Выбрать главу

Картинки моего детства лишены цельности. Они как бы рваные. Возможно, одна из причин — бесконечная «перемена мест».

В связи с частыми переездами семьи мне пришлось менять много школ. Это, конечно, создавало определенные трудности. Каждый раз новые учителя, разный уровень преподавания, разные требования, другой школьный коллектив. И — в общем-то, неизбежный в подобных случаях повышенный интерес к новичку.

— Вечно новенькая? А не кажется ли Вам, что это следует за Вами и во взрослой жизни? Около двух лет сопровождаю Вас с Михаилом Сергеевичем в официальных поездках и вижу, как исподволь нарастает людское, да и журналистское любопытство к Вам. Не только к Президенту — это уже привычно, — но и к Вам. Когда, избираясь на партийный съезд, он приехал на Второй Московский часовой завод, я слышал, как женщины в белых халатах, сборщицы часов, сгрудившись в цехе, спрашивали, вытягивая шеи: «А Раиса приехала?.. Где она?..» Вы уж извините, что цитирую дословно. У нас ведь, приобретая известность, женщина первым делом теряет отчество.

— И что дальше?

— Я им сказал: нет, Раиса Максимовна не приехала — это ведь встреча по сугубо партийным делам.

— Что же они?

— Были разочарованы.

— Да? А вообще и неизбежный повышенный интерес, и определенное недоверие к новичку сказывались, конечно, и на учебе, и на моем внутреннем состоянии. Все годы детства, отрочества меня сопровождала какая-то внутренняя стесненность, скованность, порой замкнутость. Ведь детский коллектив очень своеобразен.

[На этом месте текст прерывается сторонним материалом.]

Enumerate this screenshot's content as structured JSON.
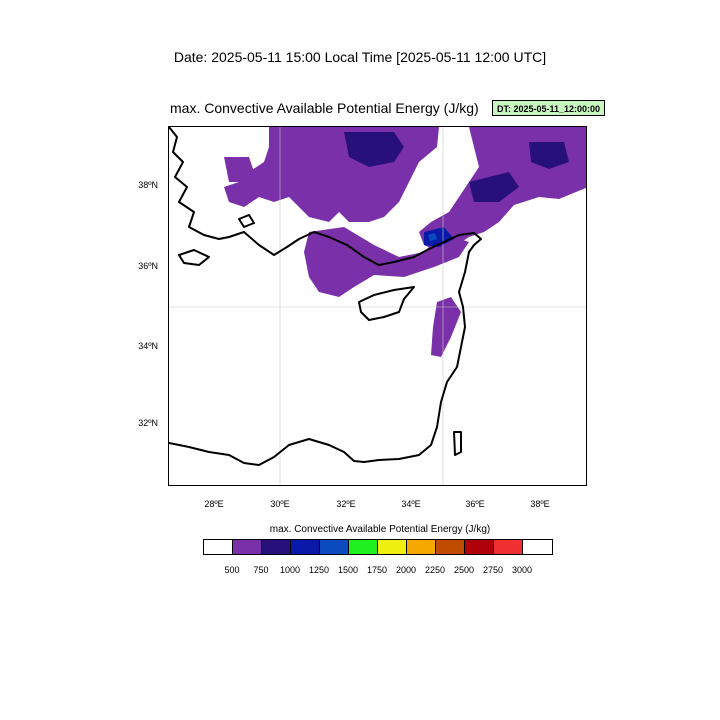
{
  "header": {
    "date_line": "Date: 2025-05-11  15:00 Local Time [2025-05-11  12:00 UTC]",
    "plot_title": "max. Convective Available Potential Energy   (J/kg)",
    "dt_badge": "DT: 2025-05-11_12:00:00"
  },
  "map": {
    "lat_labels": [
      "38ºN",
      "36ºN",
      "34ºN",
      "32ºN"
    ],
    "lon_labels": [
      "28ºE",
      "30ºE",
      "32ºE",
      "34ºE",
      "36ºE",
      "38ºE"
    ]
  },
  "colorbar": {
    "title": "max. Convective Available Potential Energy  (J/kg)",
    "colors": [
      "#ffffff",
      "#7a30a8",
      "#28107a",
      "#0a1aa8",
      "#0a4cc0",
      "#20f020",
      "#f0f010",
      "#f5a800",
      "#c04c00",
      "#b0000a",
      "#f03030",
      "#ffffff"
    ],
    "labels": [
      "500",
      "750",
      "1000",
      "1250",
      "1500",
      "1750",
      "2000",
      "2250",
      "2500",
      "2750",
      "3000"
    ]
  }
}
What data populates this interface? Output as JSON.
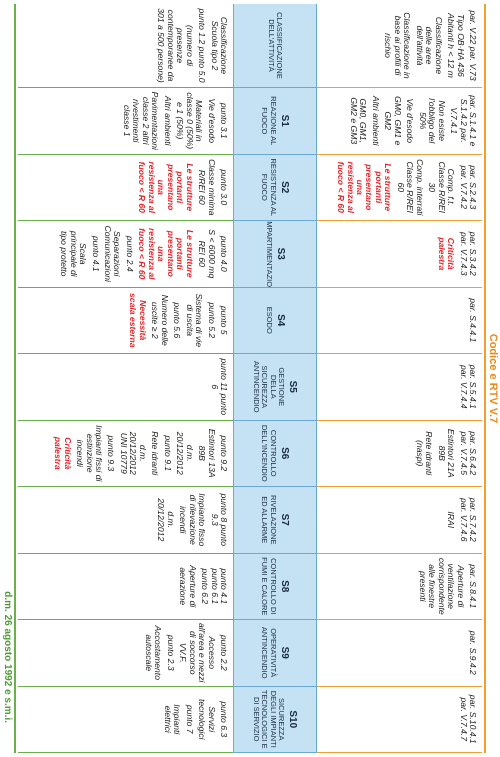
{
  "codice_title": "Codice e RTV V.7",
  "dm_title": "d.m. 26 agosto 1992 e s.m.i.",
  "rows": [
    {
      "title": "Classificazione dell'attività",
      "codice": [
        {
          "text": "par. V.22 par. V.73"
        },
        {
          "text": "Tipo OB·HA 436 Abitanti h < 12 m"
        },
        {
          "text": "Classificazione delle aree dell'attività"
        },
        {
          "text": "Classificazione in base ai profili di rischio"
        }
      ],
      "dm": [
        {
          "text": "Classificazione Scuola tipo 2"
        },
        {
          "text": "punto 1.2 punto 5.0"
        },
        {
          "text": "(numero di presenze contemporanee da 301 a 500 persone)"
        }
      ]
    },
    {
      "code": "S1",
      "title": "Reazione al fuoco",
      "codice": [
        {
          "text": "par. S.1.4.1 e S.1.4.2 par. V.7.4.1"
        },
        {
          "text": "Non esiste l'obbligo del 50%"
        },
        {
          "text": "Vie d'esodo"
        },
        {
          "text": "GM0, GM1 e GM2"
        },
        {
          "text": "Altri ambienti"
        },
        {
          "text": "GM0, GM1, GM2 e GM3"
        }
      ],
      "dm": [
        {
          "text": "punto 3.1"
        },
        {
          "text": "Vie d'esodo"
        },
        {
          "text": "Materiali in classe 0 (50%) e 1 (50%)"
        },
        {
          "text": "Altri ambienti"
        },
        {
          "text": "Pavimentazioni classe 2 altri rivestimenti classe 1"
        }
      ]
    },
    {
      "code": "S2",
      "title": "Resistenza al fuoco",
      "codice": [
        {
          "text": "par. S.2.4.3 par. V.7.4.2"
        },
        {
          "text": "Comp. f.t. Classe R/REI 30"
        },
        {
          "text": "Comp. interrati Classe R/REI 60"
        },
        {
          "text": "Le strutture portanti presentano una resistenza al fuoco < R 60",
          "color": "#e0262b"
        }
      ],
      "dm": [
        {
          "text": "punto 3.0"
        },
        {
          "text": "Classe minima R/REI 60"
        },
        {
          "text": "Le strutture portanti presentano una resistenza al fuoco < R 60",
          "color": "#e0262b"
        }
      ]
    },
    {
      "code": "S3",
      "title": "Compartimentazione",
      "codice": [
        {
          "text": "par. S.3.4.2 par. V.7.4.3"
        },
        {
          "text": "Criticità palestra",
          "color": "#e0262b"
        }
      ],
      "dm": [
        {
          "text": "punto 4.0"
        },
        {
          "text": "S < 6000 mq REI 60"
        },
        {
          "text": "Le strutture portanti presentano una resistenza al fuoco < R 60",
          "color": "#e0262b"
        },
        {
          "text": "punto 2.4"
        },
        {
          "text": "Separazioni Comunicazioni"
        },
        {
          "text": "punto 4.1"
        },
        {
          "text": "Scala principale di tipo protetto"
        }
      ]
    },
    {
      "code": "S4",
      "title": "Esodo",
      "codice": [
        {
          "text": "par. S.4.4.1"
        }
      ],
      "dm": [
        {
          "text": "punto 5"
        },
        {
          "text": "punto 5.2"
        },
        {
          "text": "Sistema di vie di uscita"
        },
        {
          "text": "punto 5.6"
        },
        {
          "text": "Numero delle uscite ≥ 2"
        },
        {
          "text": "Necessità scala esterna",
          "color": "#e0262b"
        }
      ]
    },
    {
      "code": "S5",
      "title": "Gestione della sicurezza antincendio",
      "codice": [
        {
          "text": "par. S.5.4.1 par. V.7.4.4"
        }
      ],
      "dm": [
        {
          "text": "punto 11 punto 6"
        }
      ]
    },
    {
      "code": "S6",
      "title": "Controllo dell'incendio",
      "codice": [
        {
          "text": "par. S.6.4.2 par. V.7.4.5"
        },
        {
          "text": "Estintori 21A 89B"
        },
        {
          "text": "Rete idranti (naspi)"
        }
      ],
      "dm": [
        {
          "text": "punto 9.2"
        },
        {
          "text": "Estintori 13A 89B"
        },
        {
          "text": "d.m. 20/12/2012"
        },
        {
          "text": "punto 9.1"
        },
        {
          "text": "Rete idranti"
        },
        {
          "text": "d.m. 20/12/2012 UNI 10779"
        },
        {
          "text": "punto 9.3"
        },
        {
          "text": "Impianti fissi di estinzione incendi"
        },
        {
          "text": "Criticità palestra",
          "color": "#e0262b"
        }
      ]
    },
    {
      "code": "S7",
      "title": "Rivelazione ed allarme",
      "codice": [
        {
          "text": "par. S.7.4.2 par. V.7.4.6"
        },
        {
          "text": "IRAI"
        }
      ],
      "dm": [
        {
          "text": "punto 8 punto 9.3"
        },
        {
          "text": "Impianto fisso di rilevazione incendi"
        },
        {
          "text": "d.m. 20/12/2012"
        }
      ]
    },
    {
      "code": "S8",
      "title": "Controllo di fumi e calore",
      "codice": [
        {
          "text": "par. S.8.4.1"
        },
        {
          "text": "Aperture di ventilazione corrispondente alle finestre presenti"
        }
      ],
      "dm": [
        {
          "text": "punto 4.1 punto 6.1 punto 6.2"
        },
        {
          "text": "Aperture di aerazione"
        }
      ]
    },
    {
      "code": "S9",
      "title": "Operatività antincendio",
      "codice": [
        {
          "text": "par. S.9.4.2"
        }
      ],
      "dm": [
        {
          "text": "punto 2.2"
        },
        {
          "text": "Accesso all'area e mezzi di soccorso VV.F."
        },
        {
          "text": "punto 2.3"
        },
        {
          "text": "Accostamento autoscale"
        }
      ]
    },
    {
      "code": "S10",
      "title": "Sicurezza degli impianti tecnologici e di servizio",
      "codice": [
        {
          "text": "par. S.10.4.1 par. V.7.4.7"
        }
      ],
      "dm": [
        {
          "text": "punto 6.3"
        },
        {
          "text": "Servizi tecnologici"
        },
        {
          "text": "punto 7"
        },
        {
          "text": "Impianti elettrici"
        }
      ]
    }
  ]
}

— Вы полностью преодолели эту стесненность?

— Не знаю. Как не знаю и того, следует ли ее преодолевать «полностью»? Но положение «вечно новенькой» одновременно формировало и контактность: я просто должна была становиться общительнее.

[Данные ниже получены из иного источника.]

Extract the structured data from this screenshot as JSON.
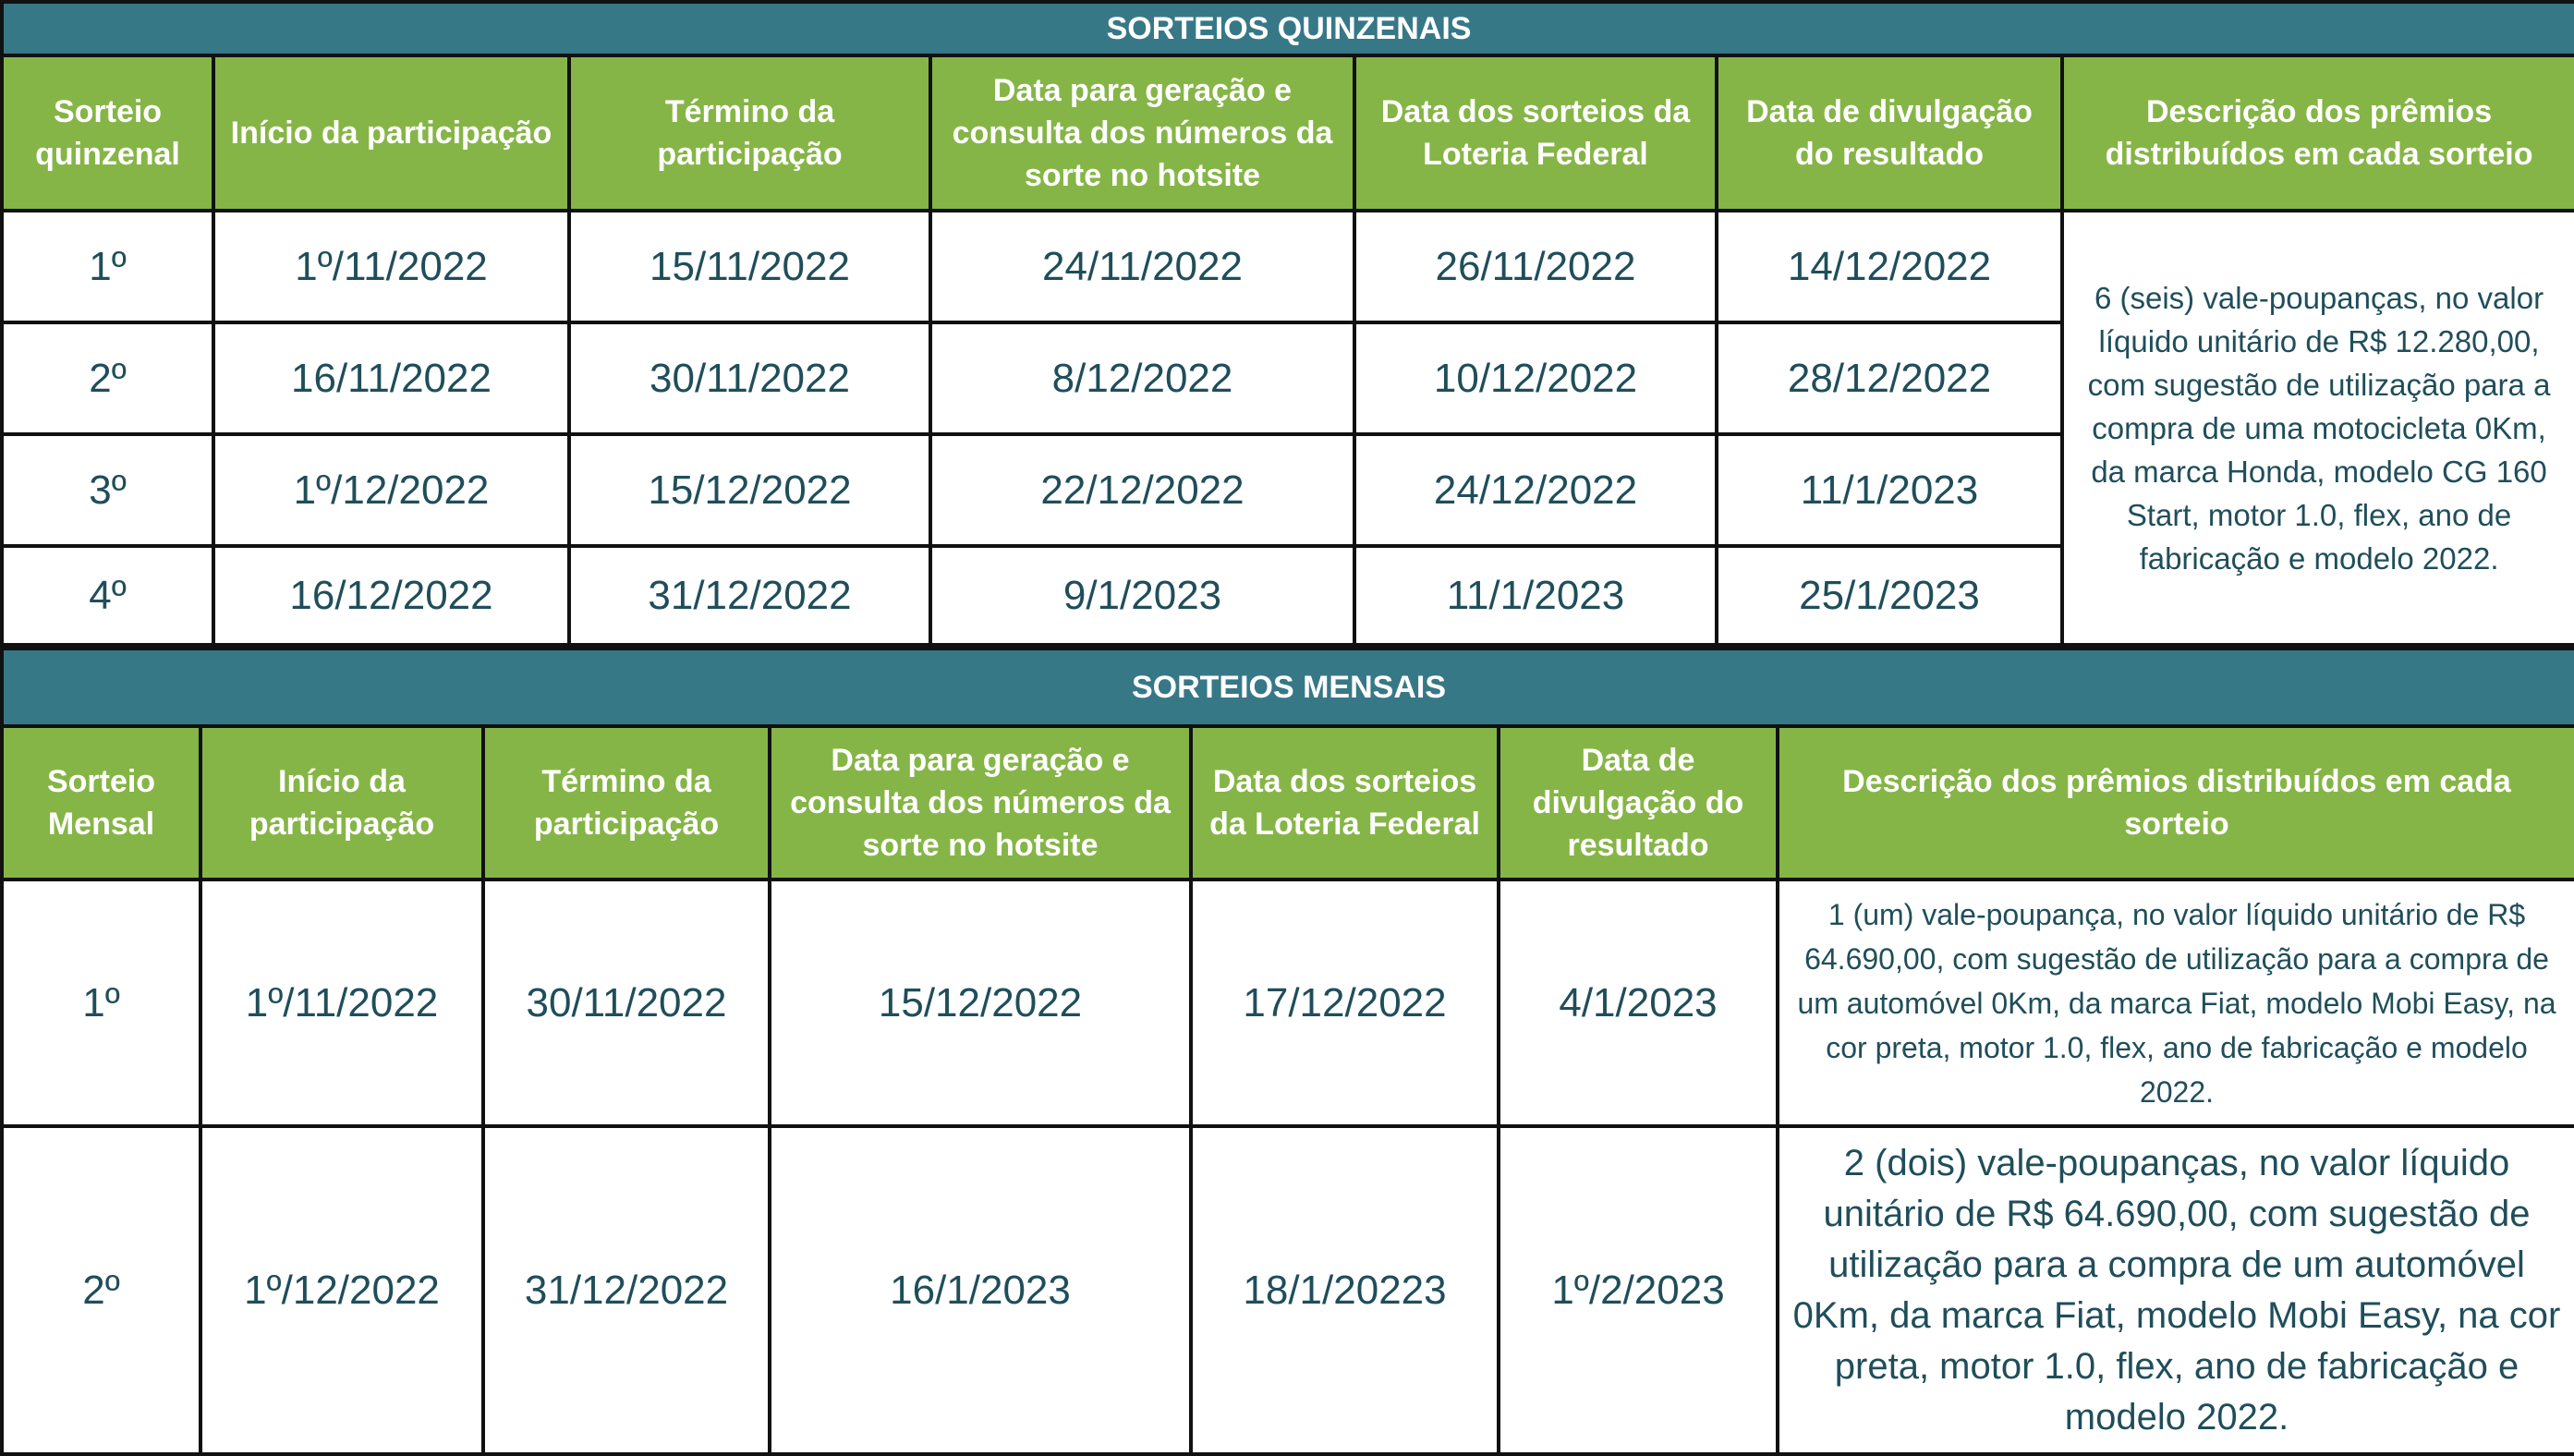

Школа моего детства. Это не современная школа, с ее оборудованием, обстановкой. Она совсем другая. Школы были, повторяю, разные и все же в главном — одинаковые. Грубо сколоченные парты, самодельные счетные палочки, самодельная азбука, а в годы войны и самодельные тетрадки, в основном из газетной бумаги. И даже самодельные чернила.

— Самодельные чернила?

— Да-да, из сажи… Учебник на четверых-пятерых. В годы войны — ежедневная миска жидкой похлебки на обед. Вспоминаю всех нас, тогдашних детей, одетых в фуфаечки, телогреечки, в лучшем случае — в курточки и «пальто» из домотканой или бумажной материи. Был такой материал — саржа. Первое настоящее пальто получила в подарок от отца с матерью, когда была уже студенткой университета. С каракулевым воротничком, «бостоновое», как уверяет мама. Носила я его долго. Пальто помнит вся семья. Тогда отец по облигации выиграл тысячу рублей. Конечно, в старых деньгах. И знакомые, рассказывает мама, помогли в сельпо купить его. Дефицит! Все помнят пальто — это была прямо веха в истории семьи. Даже подруги мои студенческие и те вспоминают его. Ведь все мы приехали в университет кто в чем — кто в материнском пальто, кто в чьей-то куртке. Так было.

И все-таки это была моя школа — тем, как и детство, она мне и дорога. Мои любимые преподаватели. Мои подруги. Репетировали в школьном хоре. Пели. Ставили спектакли на школьных сценах. В спектаклях вместе с нами играли учителя и директор школы. Сейчас такое уже почти невозможно. Люди и их отношения были естественнее, проще. Впрочем, может быть, мне так кажется?

Строили физкультурные пирамиды. Причем меня поднимали всегда на самый верх — наверное, как наиболее легкую. Маршировали. Собирали металлолом, макулатуру, озеленяли школьный двор, выпускали стенгазеты. Устраивали школьные вечера. Танцевали. И получали первые записочки, первые признания в любви.

Что еще в памяти от школьных лет? Помогали семьям погибших. Торжественные клятвы давали друг другу: быть верными, быть всегда вместе, помогать, не скрывать ничего друг от друга. Скрепляли клятвы «честным пионерским», «честным комсомольским». И еще смешивали капли крови, надрезая себе пальцы. Я это тоже помню.